Friday 11 May 2012

Discovering Biscuits

Recently I've been on a bit of a biscuit making kick. It started with the cookies I blogged about not so long ago and has grown from there. All this baking is like rediscovering my childhood, I was always making cupcakes, crispy cakes or pie pastry with my mum and granny. There's something very satisfying about knowing that from such simple ingredients you can make almost anything, usually in far greater quantities than you intended. Those ingredients stretch a long way.


If you care about all your biscuits being the same, uniform in shape and size, then you'll need to get one of those shape cutters, I don't even own scales, so I'm not about to start caring what shape they come out of the oven in. These are now officially Paul's favourite biscuits, the best thing about them is they can be as chocolatey as you like. I've already made a variation on this recipe involving chocolate chilli buttons and intend to make them with orange zest in the next few weeks to create a sort of chocolate orange biscuit.

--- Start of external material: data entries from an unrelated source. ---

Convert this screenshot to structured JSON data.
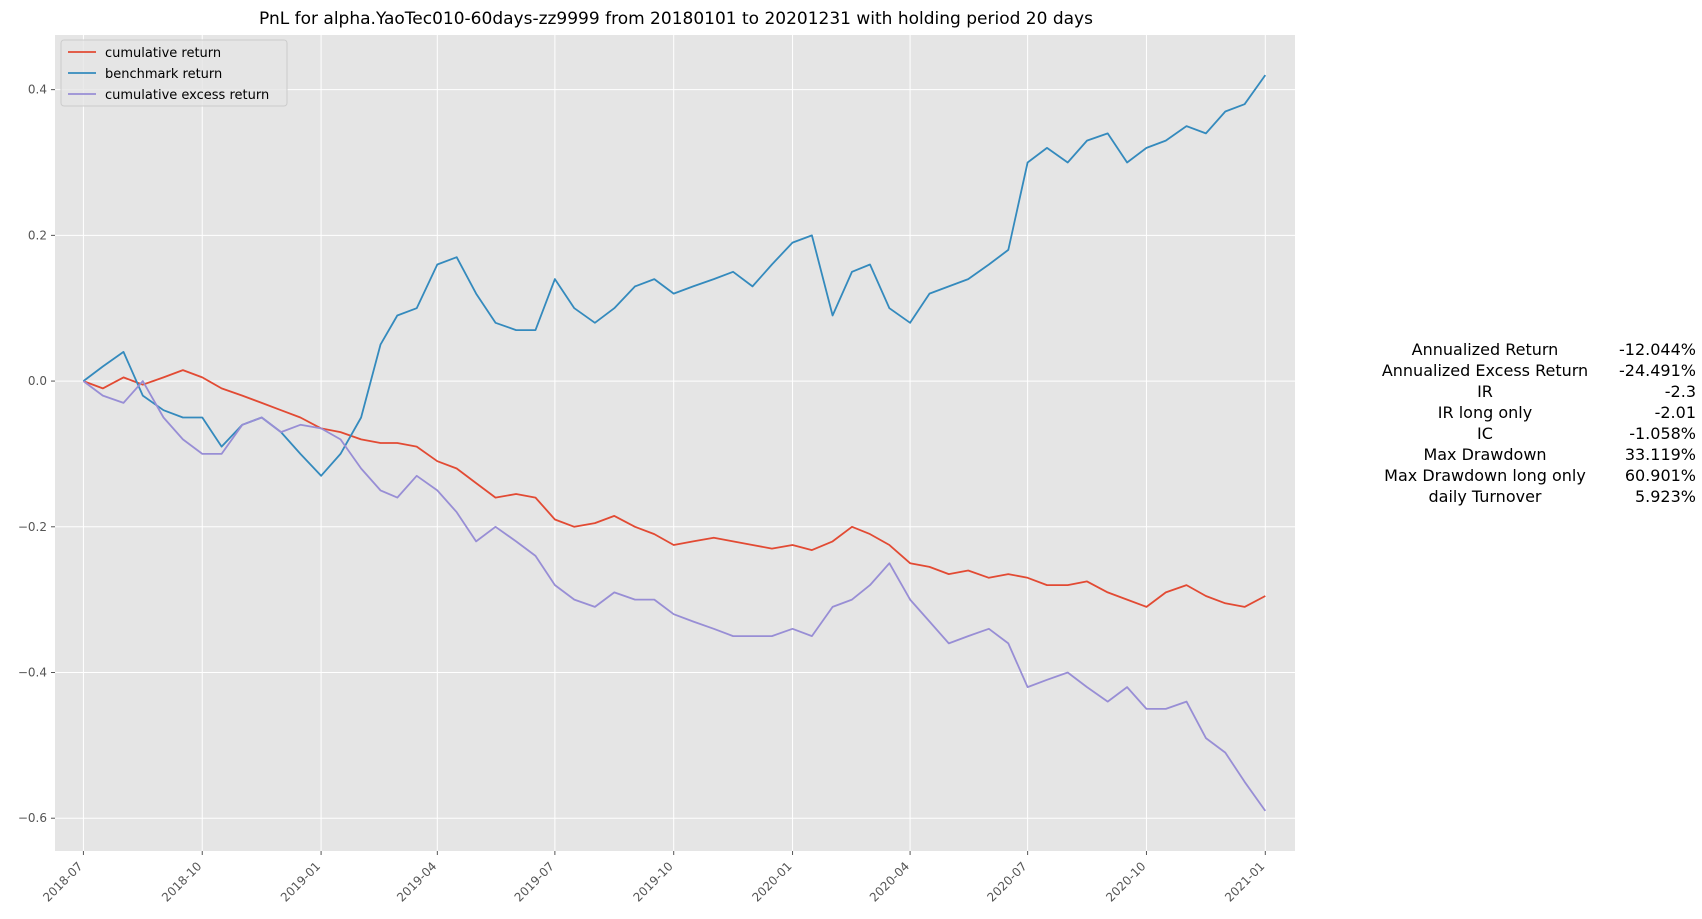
{
  "chart_data": {
    "type": "line",
    "title": "PnL for alpha.YaoTec010-60days-zz9999 from 20180101 to 20201231 with holding period 20 days",
    "xlabel": "",
    "ylabel": "",
    "x_type": "date",
    "xlim": [
      "2018-06-09",
      "2021-01-24"
    ],
    "ylim": [
      -0.645,
      0.475
    ],
    "x_ticks": [
      "2018-07",
      "2018-10",
      "2019-01",
      "2019-04",
      "2019-07",
      "2019-10",
      "2020-01",
      "2020-04",
      "2020-07",
      "2020-10",
      "2021-01"
    ],
    "y_ticks": [
      0.4,
      0.2,
      0.0,
      -0.2,
      -0.4,
      -0.6
    ],
    "y_tick_labels": [
      "0.4",
      "0.2",
      "0.0",
      "−0.2",
      "−0.4",
      "−0.6"
    ],
    "grid": true,
    "legend": "top-left",
    "series": [
      {
        "name": "cumulative return",
        "color": "#E24A33",
        "x": [
          "2018-07-01",
          "2018-07-16",
          "2018-08-01",
          "2018-08-16",
          "2018-09-01",
          "2018-09-16",
          "2018-10-01",
          "2018-10-16",
          "2018-11-01",
          "2018-11-16",
          "2018-12-01",
          "2018-12-16",
          "2019-01-01",
          "2019-01-16",
          "2019-02-01",
          "2019-02-16",
          "2019-03-01",
          "2019-03-16",
          "2019-04-01",
          "2019-04-16",
          "2019-05-01",
          "2019-05-16",
          "2019-06-01",
          "2019-06-16",
          "2019-07-01",
          "2019-07-16",
          "2019-08-01",
          "2019-08-16",
          "2019-09-01",
          "2019-09-16",
          "2019-10-01",
          "2019-10-16",
          "2019-11-01",
          "2019-11-16",
          "2019-12-01",
          "2019-12-16",
          "2020-01-01",
          "2020-01-16",
          "2020-02-01",
          "2020-02-16",
          "2020-03-01",
          "2020-03-16",
          "2020-04-01",
          "2020-04-16",
          "2020-05-01",
          "2020-05-16",
          "2020-06-01",
          "2020-06-16",
          "2020-07-01",
          "2020-07-16",
          "2020-08-01",
          "2020-08-16",
          "2020-09-01",
          "2020-09-16",
          "2020-10-01",
          "2020-10-16",
          "2020-11-01",
          "2020-11-16",
          "2020-12-01",
          "2020-12-16",
          "2021-01-01"
        ],
        "values": [
          0.0,
          -0.01,
          0.005,
          -0.005,
          0.005,
          0.015,
          0.005,
          -0.01,
          -0.02,
          -0.03,
          -0.04,
          -0.05,
          -0.065,
          -0.07,
          -0.08,
          -0.085,
          -0.085,
          -0.09,
          -0.11,
          -0.12,
          -0.14,
          -0.16,
          -0.155,
          -0.16,
          -0.19,
          -0.2,
          -0.195,
          -0.185,
          -0.2,
          -0.21,
          -0.225,
          -0.22,
          -0.215,
          -0.22,
          -0.225,
          -0.23,
          -0.225,
          -0.232,
          -0.22,
          -0.2,
          -0.21,
          -0.225,
          -0.25,
          -0.255,
          -0.265,
          -0.26,
          -0.27,
          -0.265,
          -0.27,
          -0.28,
          -0.28,
          -0.275,
          -0.29,
          -0.3,
          -0.31,
          -0.29,
          -0.28,
          -0.295,
          -0.305,
          -0.31,
          -0.295
        ]
      },
      {
        "name": "benchmark return",
        "color": "#348ABD",
        "x": [
          "2018-07-01",
          "2018-07-16",
          "2018-08-01",
          "2018-08-16",
          "2018-09-01",
          "2018-09-16",
          "2018-10-01",
          "2018-10-16",
          "2018-11-01",
          "2018-11-16",
          "2018-12-01",
          "2018-12-16",
          "2019-01-01",
          "2019-01-16",
          "2019-02-01",
          "2019-02-16",
          "2019-03-01",
          "2019-03-16",
          "2019-04-01",
          "2019-04-16",
          "2019-05-01",
          "2019-05-16",
          "2019-06-01",
          "2019-06-16",
          "2019-07-01",
          "2019-07-16",
          "2019-08-01",
          "2019-08-16",
          "2019-09-01",
          "2019-09-16",
          "2019-10-01",
          "2019-10-16",
          "2019-11-01",
          "2019-11-16",
          "2019-12-01",
          "2019-12-16",
          "2020-01-01",
          "2020-01-16",
          "2020-02-01",
          "2020-02-16",
          "2020-03-01",
          "2020-03-16",
          "2020-04-01",
          "2020-04-16",
          "2020-05-01",
          "2020-05-16",
          "2020-06-01",
          "2020-06-16",
          "2020-07-01",
          "2020-07-16",
          "2020-08-01",
          "2020-08-16",
          "2020-09-01",
          "2020-09-16",
          "2020-10-01",
          "2020-10-16",
          "2020-11-01",
          "2020-11-16",
          "2020-12-01",
          "2020-12-16",
          "2021-01-01"
        ],
        "values": [
          0.0,
          0.02,
          0.04,
          -0.02,
          -0.04,
          -0.05,
          -0.05,
          -0.09,
          -0.06,
          -0.05,
          -0.07,
          -0.1,
          -0.13,
          -0.1,
          -0.05,
          0.05,
          0.09,
          0.1,
          0.16,
          0.17,
          0.12,
          0.08,
          0.07,
          0.07,
          0.14,
          0.1,
          0.08,
          0.1,
          0.13,
          0.14,
          0.12,
          0.13,
          0.14,
          0.15,
          0.13,
          0.16,
          0.19,
          0.2,
          0.09,
          0.15,
          0.16,
          0.1,
          0.08,
          0.12,
          0.13,
          0.14,
          0.16,
          0.18,
          0.3,
          0.32,
          0.3,
          0.33,
          0.34,
          0.3,
          0.32,
          0.33,
          0.35,
          0.34,
          0.37,
          0.38,
          0.42
        ]
      },
      {
        "name": "cumulative excess return",
        "color": "#988ED5",
        "x": [
          "2018-07-01",
          "2018-07-16",
          "2018-08-01",
          "2018-08-16",
          "2018-09-01",
          "2018-09-16",
          "2018-10-01",
          "2018-10-16",
          "2018-11-01",
          "2018-11-16",
          "2018-12-01",
          "2018-12-16",
          "2019-01-01",
          "2019-01-16",
          "2019-02-01",
          "2019-02-16",
          "2019-03-01",
          "2019-03-16",
          "2019-04-01",
          "2019-04-16",
          "2019-05-01",
          "2019-05-16",
          "2019-06-01",
          "2019-06-16",
          "2019-07-01",
          "2019-07-16",
          "2019-08-01",
          "2019-08-16",
          "2019-09-01",
          "2019-09-16",
          "2019-10-01",
          "2019-10-16",
          "2019-11-01",
          "2019-11-16",
          "2019-12-01",
          "2019-12-16",
          "2020-01-01",
          "2020-01-16",
          "2020-02-01",
          "2020-02-16",
          "2020-03-01",
          "2020-03-16",
          "2020-04-01",
          "2020-04-16",
          "2020-05-01",
          "2020-05-16",
          "2020-06-01",
          "2020-06-16",
          "2020-07-01",
          "2020-07-16",
          "2020-08-01",
          "2020-08-16",
          "2020-09-01",
          "2020-09-16",
          "2020-10-01",
          "2020-10-16",
          "2020-11-01",
          "2020-11-16",
          "2020-12-01",
          "2020-12-16",
          "2021-01-01"
        ],
        "values": [
          0.0,
          -0.02,
          -0.03,
          0.0,
          -0.05,
          -0.08,
          -0.1,
          -0.1,
          -0.06,
          -0.05,
          -0.07,
          -0.06,
          -0.065,
          -0.08,
          -0.12,
          -0.15,
          -0.16,
          -0.13,
          -0.15,
          -0.18,
          -0.22,
          -0.2,
          -0.22,
          -0.24,
          -0.28,
          -0.3,
          -0.31,
          -0.29,
          -0.3,
          -0.3,
          -0.32,
          -0.33,
          -0.34,
          -0.35,
          -0.35,
          -0.35,
          -0.34,
          -0.35,
          -0.31,
          -0.3,
          -0.28,
          -0.25,
          -0.3,
          -0.33,
          -0.36,
          -0.35,
          -0.34,
          -0.36,
          -0.42,
          -0.41,
          -0.4,
          -0.42,
          -0.44,
          -0.42,
          -0.45,
          -0.45,
          -0.44,
          -0.49,
          -0.51,
          -0.55,
          -0.59
        ]
      }
    ]
  },
  "stats": [
    {
      "label": "Annualized Return",
      "value": "-12.044%"
    },
    {
      "label": "Annualized Excess Return",
      "value": "-24.491%"
    },
    {
      "label": "IR",
      "value": "-2.3"
    },
    {
      "label": "IR long only",
      "value": "-2.01"
    },
    {
      "label": "IC",
      "value": "-1.058%"
    },
    {
      "label": "Max Drawdown",
      "value": "33.119%"
    },
    {
      "label": "Max Drawdown long only",
      "value": "60.901%"
    },
    {
      "label": "daily Turnover",
      "value": "5.923%"
    }
  ],
  "colors": {
    "plot_background": "#E5E5E5",
    "grid": "#FFFFFF"
  }
}
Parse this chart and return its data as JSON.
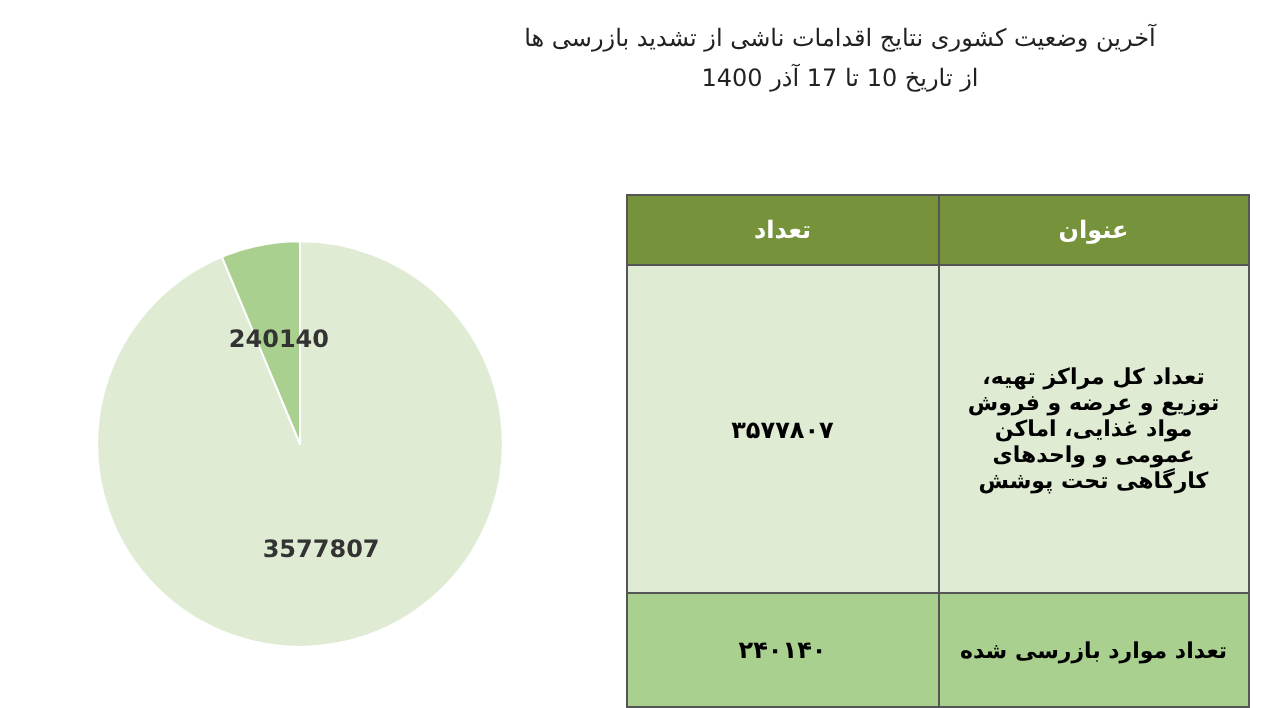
{
  "chart_data": {
    "type": "pie",
    "title": "آخرین وضعیت کشوری نتایج اقدامات ناشی از تشدید بازرسی ها",
    "subtitle": "از تاریخ 10 تا 17 آذر 1400",
    "categories": [
      null,
      null
    ],
    "values": [
      3577807,
      240140
    ],
    "colors": [
      "#dfebd3",
      "#a9d08e"
    ],
    "data_labels": true,
    "annotations": [
      "عنوان",
      "تعداد",
      "تعداد کل مراکز تهیه، توزیع و عرضه و فروش مواد غذایی، اماکن عمومی و واحدهای کارگاهی تحت پوشش",
      "۳۵۷۷۸۰۷",
      "تعداد موارد بازرسی شده",
      "۲۴۰۱۴۰"
    ]
  }
}
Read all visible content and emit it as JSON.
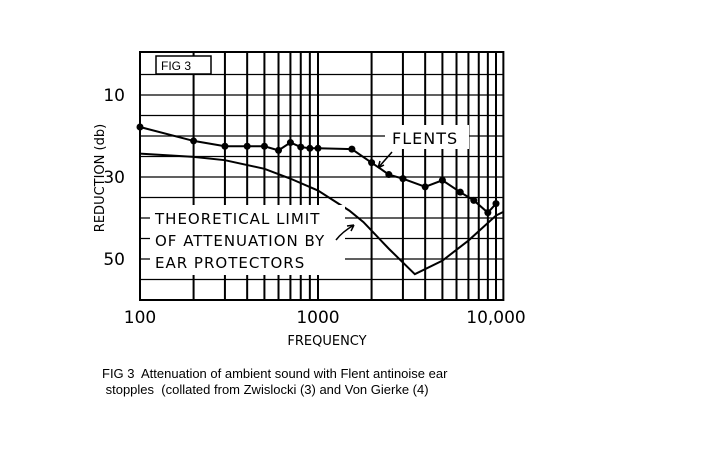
{
  "chart_data": {
    "type": "line",
    "figure_label": "FIG 3",
    "xlabel": "FREQUENCY",
    "ylabel": "REDUCTION (db)",
    "x_scale": "log",
    "xlim": [
      100,
      11000
    ],
    "ylim": [
      60,
      0
    ],
    "y_inverted": true,
    "grid": true,
    "x_tick_labels": [
      {
        "value": 100,
        "label": "100"
      },
      {
        "value": 1000,
        "label": "1000"
      },
      {
        "value": 10000,
        "label": "10,000"
      }
    ],
    "y_tick_labels": [
      {
        "value": 10,
        "label": "10"
      },
      {
        "value": 30,
        "label": "30"
      },
      {
        "value": 50,
        "label": "50"
      }
    ],
    "series": [
      {
        "name": "FLENTS",
        "markers": true,
        "x": [
          100,
          200,
          300,
          400,
          500,
          600,
          700,
          800,
          900,
          1000,
          1550,
          2000,
          2500,
          3000,
          4000,
          5000,
          6300,
          7500,
          9000,
          10000
        ],
        "y": [
          17.8,
          21.2,
          22.5,
          22.5,
          22.5,
          23.5,
          21.6,
          22.7,
          23,
          23,
          23.2,
          26.5,
          29.4,
          30.4,
          32.4,
          30.8,
          33.7,
          35.7,
          38.7,
          36.5
        ]
      },
      {
        "name": "THEORETICAL LIMIT OF ATTENUATION BY EAR PROTECTORS",
        "markers": false,
        "x": [
          100,
          200,
          300,
          500,
          700,
          1000,
          1500,
          1800,
          2500,
          3500,
          5000,
          7000,
          10000,
          11000
        ],
        "y": [
          24.3,
          25.1,
          25.9,
          28,
          30.4,
          33.3,
          38.2,
          41,
          47.5,
          53.7,
          50.4,
          45.5,
          39.4,
          38.5
        ]
      }
    ],
    "annotations": [
      {
        "text_lines": [
          "FLENTS"
        ]
      },
      {
        "text_lines": [
          "THEORETICAL LIMIT",
          "OF ATTENUATION BY",
          "EAR PROTECTORS"
        ]
      }
    ],
    "caption_lines": [
      "FIG 3  Attenuation of ambient sound with Flent antinoise ear",
      " stopples  (collated from Zwislocki (3) and Von Gierke (4)"
    ]
  }
}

Okay, so how did I make these?

You will need two sets of dough, chocolate and vanilla.

The Vanilla Dough
175g plain flour - 1 and 1/2 cups (for those of us without scales)
75g icing sugar - 2/3 a cup
125g butter - do it by eye, most packets are 250g so roughly 1/2 of that
vanilla pod seeds, or a little bit of vanilla extract

The Chocolate Dough
150g plain flour - 1 and 1/3 cups

25g cocoa powder - 1/4 a cup
125g butter - roughly 1/2 of a packet
And just to offset the bitterness of the cocoa powder (but not too much) a tablespoon or so of icing sugar, you be the judge.


Get the block of butter out of the fridge, divide in half. Cut each half into cubes, this will make it so much easier to handle later. Now go and have a cup of tea.
Preheat your oven to 180C/350F/Gas Mark 4, grease and line an oven tray with greaseproof paper or baking parchment.

By this point the butter will be soft enough for your needs. Take all your vanilla dough ingredients and put them in a bowl, then rub together until the mixture becomes a dough. Take the dough out of the bowl and put it to one side.

In the same bowl (no point in adding to the washing up) put together all of your chocolate dough ingredients and as before rub together until it becomes a dough.

Now you've got two doughs, yay. Roll each dough out into a square that's about 1cm thick (your baby finger is probably 1cm thick) and press one dough on top of the other, brush with a little water to make sure it sticks. Cut that in half and press one half on top of the other, you'll now have four layers of dough, stripy.

The striped part of the dough will be the top of your biscuit so cut it up accordingly, making each biscuit roughly bigger than the size of a domino. Place your dough on the baking tray and put them in the oven for 25 minutes. All ovens are different so keep an eye on them, you're looking for the vanilla dough to go slightly golden, the texture of the biscuits should not be too soft or they'll just fall apart but be careful you don't cook them for too long.

While they're cooking you might consider melting some dark chocolate and white chocolate to drizzle over them once they exit the oven. This is optional and I will warn you the texture of melted white chocolate is not what you expect it to be, but it will set back to normal once left to stand on the biscuits.


This tends to make enough biscuits to fill a large tin, they'll probably last you a month (less if children are involved).


This recipe is roughly based on Chocolate harlequin biscuits, having mutated through use to reflect my wants and needs.